I kissed Ellen goodbye at the front door, and she stood there, a slight, mournful figure, one hand on the frame, waving to me as I left Thornfield House and made my way back home. Adam Tremlett’s van was parked outside the church. The light was all but gone now, everywhere prematurely darkened by the winter evening and the heavy fog. It was easy to imagine the wraiths of dead people weaving through the gloom, the sea fret thick with the spirits of the drowned.
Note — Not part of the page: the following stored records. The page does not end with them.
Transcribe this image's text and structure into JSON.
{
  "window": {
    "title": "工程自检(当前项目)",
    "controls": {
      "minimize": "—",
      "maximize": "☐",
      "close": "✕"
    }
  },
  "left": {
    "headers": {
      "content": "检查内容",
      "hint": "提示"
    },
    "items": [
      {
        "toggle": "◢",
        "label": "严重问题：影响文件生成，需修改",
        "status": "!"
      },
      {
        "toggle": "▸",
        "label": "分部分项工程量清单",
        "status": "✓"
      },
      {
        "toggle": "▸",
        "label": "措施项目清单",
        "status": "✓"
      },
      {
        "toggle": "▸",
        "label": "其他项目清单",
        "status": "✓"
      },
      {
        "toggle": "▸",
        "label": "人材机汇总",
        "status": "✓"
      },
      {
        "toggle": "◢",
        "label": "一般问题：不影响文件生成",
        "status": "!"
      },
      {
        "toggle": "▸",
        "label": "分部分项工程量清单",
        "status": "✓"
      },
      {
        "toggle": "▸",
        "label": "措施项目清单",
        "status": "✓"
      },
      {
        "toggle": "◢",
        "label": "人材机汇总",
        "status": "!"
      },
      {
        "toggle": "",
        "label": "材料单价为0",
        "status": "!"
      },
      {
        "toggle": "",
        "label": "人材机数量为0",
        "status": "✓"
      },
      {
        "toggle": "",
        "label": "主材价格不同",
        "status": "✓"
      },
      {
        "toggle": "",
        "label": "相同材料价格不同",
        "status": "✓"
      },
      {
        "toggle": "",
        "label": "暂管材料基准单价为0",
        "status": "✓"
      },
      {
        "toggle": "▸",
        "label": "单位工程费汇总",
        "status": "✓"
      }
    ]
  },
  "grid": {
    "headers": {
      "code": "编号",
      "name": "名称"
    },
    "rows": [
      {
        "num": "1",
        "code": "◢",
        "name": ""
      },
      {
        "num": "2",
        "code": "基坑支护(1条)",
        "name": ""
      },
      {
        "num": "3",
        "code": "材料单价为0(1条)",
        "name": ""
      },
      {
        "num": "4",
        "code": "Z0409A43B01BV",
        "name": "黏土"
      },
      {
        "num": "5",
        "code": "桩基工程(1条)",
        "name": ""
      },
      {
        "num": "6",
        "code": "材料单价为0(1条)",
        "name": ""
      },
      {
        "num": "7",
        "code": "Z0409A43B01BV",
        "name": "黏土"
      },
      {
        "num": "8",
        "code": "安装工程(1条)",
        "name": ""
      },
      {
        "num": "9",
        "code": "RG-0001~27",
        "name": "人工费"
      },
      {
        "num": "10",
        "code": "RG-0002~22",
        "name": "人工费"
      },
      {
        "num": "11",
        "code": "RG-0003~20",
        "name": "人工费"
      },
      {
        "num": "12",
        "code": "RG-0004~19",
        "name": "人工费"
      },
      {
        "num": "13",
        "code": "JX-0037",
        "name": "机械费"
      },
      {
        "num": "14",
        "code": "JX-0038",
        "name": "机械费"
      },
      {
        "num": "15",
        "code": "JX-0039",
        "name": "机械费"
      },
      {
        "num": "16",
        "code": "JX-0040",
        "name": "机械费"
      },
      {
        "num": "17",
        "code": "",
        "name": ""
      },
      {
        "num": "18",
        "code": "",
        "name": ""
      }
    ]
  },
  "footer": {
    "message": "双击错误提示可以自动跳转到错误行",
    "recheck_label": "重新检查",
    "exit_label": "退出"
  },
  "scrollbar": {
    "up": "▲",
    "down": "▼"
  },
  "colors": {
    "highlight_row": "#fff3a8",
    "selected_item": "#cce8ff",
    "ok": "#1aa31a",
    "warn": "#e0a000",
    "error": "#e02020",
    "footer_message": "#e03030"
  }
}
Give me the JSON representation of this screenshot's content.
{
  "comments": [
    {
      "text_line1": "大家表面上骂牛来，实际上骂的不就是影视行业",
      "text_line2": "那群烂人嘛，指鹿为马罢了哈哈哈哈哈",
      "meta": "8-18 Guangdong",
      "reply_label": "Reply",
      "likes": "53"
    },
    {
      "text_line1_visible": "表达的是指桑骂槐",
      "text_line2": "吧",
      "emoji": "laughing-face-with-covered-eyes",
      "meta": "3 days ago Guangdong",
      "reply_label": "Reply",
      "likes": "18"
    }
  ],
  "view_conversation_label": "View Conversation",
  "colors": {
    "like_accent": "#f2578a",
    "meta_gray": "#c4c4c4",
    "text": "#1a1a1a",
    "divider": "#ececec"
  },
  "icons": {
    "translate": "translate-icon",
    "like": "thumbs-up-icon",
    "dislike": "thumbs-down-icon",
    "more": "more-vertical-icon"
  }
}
Afterwards, always, I remembered every detail of that evening. I remembered Jago being rough and boyish with me, trying to cheer me up or at least distract me, but I couldn’t forget what was happening in that room in Thornfield House, I couldn’t stop thinking about Ellen and wishing I was with her, at the same time as being relieved and glad that I wasn’t. Waiting for someone to die, I thought, is a terrible thing. In the end, Mum told Jago to leave me alone and sent me upstairs for a bath. I came downstairs in my pyjamas and dressing-gown and Mum dried my hair for me with the dryer and a brush. She was very gentle. After that, we ate supper. Nobody spoke much at the table. Dad said something about putting the Christmas decorations up but nobody was interested. After we’d eaten, Jago wrapped up and took the dog for a walk, Dad watched television in the living room, and Mum and I prepared meals that Mrs Todd could warm up during the coming week.
When Jago returned, he and I played cards for a while.
‘Do you remember what it was like when your mother died?’ I asked.